Serotonin syndrome caused by ziprasidone alone
Article first published online: 18 MAY 2010
© 2010 The Authors. Journal compilation © 2010 Japanese Society of Psychiatry and Neurology
Psychiatry and Clinical Neurosciences
Volume 64, Issue 3, pages 338–339, June 2010
How to Cite
Lin, P.-Y., Hong, C.-J. and Tsai, S.-J. (2010), Serotonin syndrome caused by ziprasidone alone. Psychiatry and Clinical Neurosciences, 64: 338–339. doi: 10.1111/j.1440-1819.2010.02086.x
- Issue published online: 18 MAY 2010
- Article first published online: 18 MAY 2010
- Received 24 December 2009; revised 9 February 2010; accepted 15 February 2010.
SEROTONIN SYNDROME IS a potentially life-threatening adverse drug reaction caused by serotonergic agents.1 Presented herein is a case in which serotonin syndrome developed during treatment with ziprasidone alone.
A 50-year-old woman with schizophrenia was admitted to hospital due to agitation, auditory hallucinations and delusions of persecution. On admission her vital signs were stable (blood pressure [BP], 110/75 mmHg; heart rate [HR], 85 b.p.m.), and treatment with quetiapine 400 mg/day, valproate sodium 1000 mg/day, and lorazepam 4 mg/day was initiated. On the ninth day of admission, fluctuating consciousness was observed. The laboratory data, which included blood cell count, electrolytes, blood sugar, liver function, and renal function, were all within the normal limits, but the total and free valproic acid levels (167 µg/mL and 27 µg/mL, respectively) were above the therapeutic range (50–100 µg/mL and 5–10 µg/mL for the total and free levels, respectively). All medication was then discontinued and consciousness returned to normal 4 days later, but all of the original psychotic symptoms remained. Ziprasidone 40 mg twice per day was prescribed on the 14th day of admission, and 4 h after the second dose, severe restlessness, agitation, and disorientation with regards to time and place were observed. Physical examination indicated hypertension (BP 155/90 mmHg), tachycardia (HR 130 b.p.m.), flushing, hyperhydrosis, hyperreflexia and ataxia; no focal neurological signs, including rigidity, were observed, and the patient's body temperature was 35.8°C. On the following day ziprasidone was discontinued, subsequent to which all of the aforementioned symptoms including disorientation dramatically subsided within 24 h. Quetiapine at 600 mg/day was then initiated, and she was discharged in a stable condition without psychotic symptoms 8 days later.

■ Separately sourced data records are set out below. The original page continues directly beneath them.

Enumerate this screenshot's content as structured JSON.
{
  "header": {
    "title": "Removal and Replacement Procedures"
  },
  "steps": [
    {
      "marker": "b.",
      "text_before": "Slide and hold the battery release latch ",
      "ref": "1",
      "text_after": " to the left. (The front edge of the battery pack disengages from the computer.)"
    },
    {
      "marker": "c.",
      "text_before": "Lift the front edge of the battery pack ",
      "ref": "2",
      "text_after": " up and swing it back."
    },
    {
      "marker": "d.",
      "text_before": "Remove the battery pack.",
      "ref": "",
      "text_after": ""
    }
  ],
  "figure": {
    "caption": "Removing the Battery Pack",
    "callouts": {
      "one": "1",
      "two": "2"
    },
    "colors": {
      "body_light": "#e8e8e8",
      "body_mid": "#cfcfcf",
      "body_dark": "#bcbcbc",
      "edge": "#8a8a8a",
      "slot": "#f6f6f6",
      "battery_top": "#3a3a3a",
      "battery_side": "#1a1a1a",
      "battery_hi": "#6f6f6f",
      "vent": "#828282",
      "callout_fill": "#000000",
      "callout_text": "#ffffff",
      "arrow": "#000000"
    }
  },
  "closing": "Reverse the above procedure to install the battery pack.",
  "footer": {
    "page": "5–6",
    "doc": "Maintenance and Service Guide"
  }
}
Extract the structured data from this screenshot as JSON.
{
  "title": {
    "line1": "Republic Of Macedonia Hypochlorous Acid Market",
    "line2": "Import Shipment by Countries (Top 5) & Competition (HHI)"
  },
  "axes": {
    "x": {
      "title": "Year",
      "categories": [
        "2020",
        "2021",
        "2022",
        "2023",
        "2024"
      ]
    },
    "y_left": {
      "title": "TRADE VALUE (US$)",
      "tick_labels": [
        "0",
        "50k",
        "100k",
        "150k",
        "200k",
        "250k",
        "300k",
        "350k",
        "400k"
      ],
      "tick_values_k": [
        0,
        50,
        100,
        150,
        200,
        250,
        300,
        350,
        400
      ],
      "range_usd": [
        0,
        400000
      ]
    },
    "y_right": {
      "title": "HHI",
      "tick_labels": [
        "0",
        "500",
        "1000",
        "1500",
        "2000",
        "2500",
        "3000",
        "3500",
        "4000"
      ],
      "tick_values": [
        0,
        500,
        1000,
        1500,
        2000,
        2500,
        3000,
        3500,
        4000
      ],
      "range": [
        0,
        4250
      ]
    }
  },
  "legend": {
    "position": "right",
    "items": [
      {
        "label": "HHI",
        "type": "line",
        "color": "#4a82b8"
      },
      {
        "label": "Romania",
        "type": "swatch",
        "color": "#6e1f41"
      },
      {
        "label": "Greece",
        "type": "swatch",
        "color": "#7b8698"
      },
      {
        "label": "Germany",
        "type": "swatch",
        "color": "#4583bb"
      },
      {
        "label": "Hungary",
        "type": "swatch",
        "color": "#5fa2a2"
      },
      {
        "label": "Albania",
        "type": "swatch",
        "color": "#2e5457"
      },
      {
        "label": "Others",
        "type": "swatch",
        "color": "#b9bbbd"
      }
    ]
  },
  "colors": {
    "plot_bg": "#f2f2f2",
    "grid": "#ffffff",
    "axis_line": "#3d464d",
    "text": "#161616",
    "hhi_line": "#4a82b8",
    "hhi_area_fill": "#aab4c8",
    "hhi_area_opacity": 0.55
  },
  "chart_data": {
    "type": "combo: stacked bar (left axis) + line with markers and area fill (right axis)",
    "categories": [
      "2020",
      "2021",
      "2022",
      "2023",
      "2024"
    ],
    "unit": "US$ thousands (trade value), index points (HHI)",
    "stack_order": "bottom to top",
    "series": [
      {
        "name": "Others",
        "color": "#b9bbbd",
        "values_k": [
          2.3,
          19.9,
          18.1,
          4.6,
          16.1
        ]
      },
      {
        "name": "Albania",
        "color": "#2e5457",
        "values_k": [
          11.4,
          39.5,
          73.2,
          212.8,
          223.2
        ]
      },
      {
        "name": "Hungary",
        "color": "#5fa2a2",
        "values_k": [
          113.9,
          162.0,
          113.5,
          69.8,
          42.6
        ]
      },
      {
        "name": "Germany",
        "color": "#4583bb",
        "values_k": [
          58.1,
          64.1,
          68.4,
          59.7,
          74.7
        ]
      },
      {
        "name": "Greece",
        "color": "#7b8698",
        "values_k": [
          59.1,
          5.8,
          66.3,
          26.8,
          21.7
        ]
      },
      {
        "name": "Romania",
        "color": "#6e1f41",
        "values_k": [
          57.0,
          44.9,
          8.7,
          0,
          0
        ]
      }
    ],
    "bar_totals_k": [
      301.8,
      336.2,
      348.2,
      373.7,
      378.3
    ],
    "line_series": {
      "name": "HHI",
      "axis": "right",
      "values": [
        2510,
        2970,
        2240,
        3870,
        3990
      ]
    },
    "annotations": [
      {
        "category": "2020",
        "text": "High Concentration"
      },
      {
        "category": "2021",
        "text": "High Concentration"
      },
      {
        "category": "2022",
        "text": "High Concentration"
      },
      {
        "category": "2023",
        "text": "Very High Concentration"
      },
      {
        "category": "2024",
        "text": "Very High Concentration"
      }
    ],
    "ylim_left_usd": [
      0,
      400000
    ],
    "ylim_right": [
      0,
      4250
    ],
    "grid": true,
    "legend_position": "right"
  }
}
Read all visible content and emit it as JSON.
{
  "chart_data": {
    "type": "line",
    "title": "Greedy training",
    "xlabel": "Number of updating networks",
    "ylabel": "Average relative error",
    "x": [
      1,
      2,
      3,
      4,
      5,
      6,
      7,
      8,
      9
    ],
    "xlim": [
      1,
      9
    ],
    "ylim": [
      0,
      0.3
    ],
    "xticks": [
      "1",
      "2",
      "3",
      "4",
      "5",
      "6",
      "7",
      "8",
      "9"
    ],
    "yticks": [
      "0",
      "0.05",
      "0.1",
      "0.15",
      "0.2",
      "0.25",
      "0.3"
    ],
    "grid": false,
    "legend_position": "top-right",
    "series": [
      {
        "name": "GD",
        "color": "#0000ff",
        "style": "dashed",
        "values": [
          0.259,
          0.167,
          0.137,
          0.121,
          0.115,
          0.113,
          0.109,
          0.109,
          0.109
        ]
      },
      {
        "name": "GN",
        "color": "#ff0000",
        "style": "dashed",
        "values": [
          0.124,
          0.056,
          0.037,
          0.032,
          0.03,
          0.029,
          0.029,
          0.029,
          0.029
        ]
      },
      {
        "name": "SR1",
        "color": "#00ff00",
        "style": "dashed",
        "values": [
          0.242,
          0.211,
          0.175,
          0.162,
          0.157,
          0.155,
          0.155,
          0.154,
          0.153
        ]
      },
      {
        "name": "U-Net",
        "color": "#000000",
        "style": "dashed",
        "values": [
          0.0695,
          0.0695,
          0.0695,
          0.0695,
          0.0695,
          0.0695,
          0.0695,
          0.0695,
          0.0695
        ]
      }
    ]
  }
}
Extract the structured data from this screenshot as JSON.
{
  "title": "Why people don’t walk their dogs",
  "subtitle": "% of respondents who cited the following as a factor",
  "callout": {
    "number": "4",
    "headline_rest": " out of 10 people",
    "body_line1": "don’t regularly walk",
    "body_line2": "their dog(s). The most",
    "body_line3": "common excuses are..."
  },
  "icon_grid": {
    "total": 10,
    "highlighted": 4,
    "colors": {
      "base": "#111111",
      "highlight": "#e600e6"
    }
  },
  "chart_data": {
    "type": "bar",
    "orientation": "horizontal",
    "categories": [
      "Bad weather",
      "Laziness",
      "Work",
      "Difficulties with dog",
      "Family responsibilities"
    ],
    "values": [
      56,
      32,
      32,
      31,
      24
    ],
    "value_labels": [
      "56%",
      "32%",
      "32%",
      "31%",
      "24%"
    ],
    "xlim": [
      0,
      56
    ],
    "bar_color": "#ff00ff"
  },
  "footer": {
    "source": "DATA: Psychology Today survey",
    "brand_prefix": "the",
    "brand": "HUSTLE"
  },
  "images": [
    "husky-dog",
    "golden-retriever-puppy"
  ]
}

A diagnosis of full-blown serotonin syndrome was reached in this case according to the Sternbach criteria,2 owing to the presence of five major symptoms: agitation, confusion, uncoordination, hyperreflexia, and hyperhydrosis. Serotonin syndrome can be mistaken for neuroleptic malignant syndrome (NMS). NMS usually has a slow onset after administration of an antipsychotic drug, and the acute onset and rapid resolution of the symptoms in addition to the absence of the hyperthermia and muscular rigidity commonly found in NMS, excluded the diagnosis of NMS for this patient.
Serotonin syndrome is caused by excessive serotonergic stimulation. Ziprasidone is a potent 5-HT1A agonist and also inhibits serotonin transporters with an affinity similar to that of the antidepressants imipramine and amitriptyline.3 These two features of ziprasidone may have contributed to the development of serotonin syndrome in this case. Judging from the special features of ziprasidone in terms of serotonergic function and from the presentation of this case, we suggest that caution should be taken in patients treated with ziprasidone regarding the development of serotonin syndrome.